I am not really interested in producing an ordinary photograph. It's the book that is interesting to me — the book as object. Ed Ruscha
Key Works

Defining Series


Twentysix Gasoline Stations

1963

The pioneering conceptual photobook that documented every gas station along Route 66 between Los Angeles and Oklahoma City, using deliberately artless photographs to elevate the banal into a new category of art.

Every Building on the Sunset Strip

1966

A continuous photographic panorama of both sides of the Sunset Strip printed as a single accordion-fold book over twenty-five feet long, mapping the iconic boulevard with systematic, deadpan precision.

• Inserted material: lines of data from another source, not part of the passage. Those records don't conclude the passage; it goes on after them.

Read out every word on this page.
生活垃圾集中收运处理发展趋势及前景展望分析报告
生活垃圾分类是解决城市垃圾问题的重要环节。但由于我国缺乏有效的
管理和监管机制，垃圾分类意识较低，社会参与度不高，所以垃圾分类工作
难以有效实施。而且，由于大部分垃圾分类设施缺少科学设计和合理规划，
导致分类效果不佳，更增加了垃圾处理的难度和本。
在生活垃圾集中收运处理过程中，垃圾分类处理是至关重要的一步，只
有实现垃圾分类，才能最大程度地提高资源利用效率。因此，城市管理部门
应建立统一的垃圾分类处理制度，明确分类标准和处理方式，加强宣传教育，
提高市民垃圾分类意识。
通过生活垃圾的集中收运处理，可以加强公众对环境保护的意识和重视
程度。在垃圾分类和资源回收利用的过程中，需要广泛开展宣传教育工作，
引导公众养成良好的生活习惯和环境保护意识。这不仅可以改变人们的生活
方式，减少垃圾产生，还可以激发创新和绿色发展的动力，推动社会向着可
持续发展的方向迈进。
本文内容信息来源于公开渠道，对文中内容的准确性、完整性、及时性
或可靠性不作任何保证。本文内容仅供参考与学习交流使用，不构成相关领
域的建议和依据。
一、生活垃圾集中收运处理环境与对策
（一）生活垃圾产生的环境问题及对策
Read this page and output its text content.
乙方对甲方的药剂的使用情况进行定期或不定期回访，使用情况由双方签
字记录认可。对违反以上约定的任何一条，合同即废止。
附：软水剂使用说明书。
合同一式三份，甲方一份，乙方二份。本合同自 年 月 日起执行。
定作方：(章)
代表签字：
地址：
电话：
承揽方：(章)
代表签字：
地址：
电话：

Thirtyfour Parking Lots in Los Angeles

1967

Aerial photographs of empty Los Angeles parking lots commissioned by Ruscha and taken from a helicopter, revealing the vast infrastructure of car culture as abstract geometric compositions.

Career

Selected Timeline


1937

Born in Omaha, Nebraska. Grows up in Oklahoma City with an early fascination for commercial signage and typography.

1956

Drives Route 66 to Los Angeles to attend the Chouinard Art Institute, a journey that will inspire his most famous photobooks.

1963

Publishes Twentysix Gasoline Stations, inventing the conceptual photobook and establishing a new paradigm for photography as art.

1966

Publishes Every Building on the Sunset Strip, the accordion-fold panorama that becomes one of the most celebrated artist's books of the twentieth century.

1970

Publishes Real Estate Opportunities, continuing his systematic documentation of the Los Angeles vernacular landscape.

1982

Begins his ongoing project of re-photographing the same Los Angeles locations at intervals, documenting urban change over decades.

2005

Represents the United States at the Venice Biennale with a major exhibition of paintings and works on paper.

2023

Major retrospective Now Then opens at the Museum of Modern Art, surveying six decades of painting, photography, and printmaking.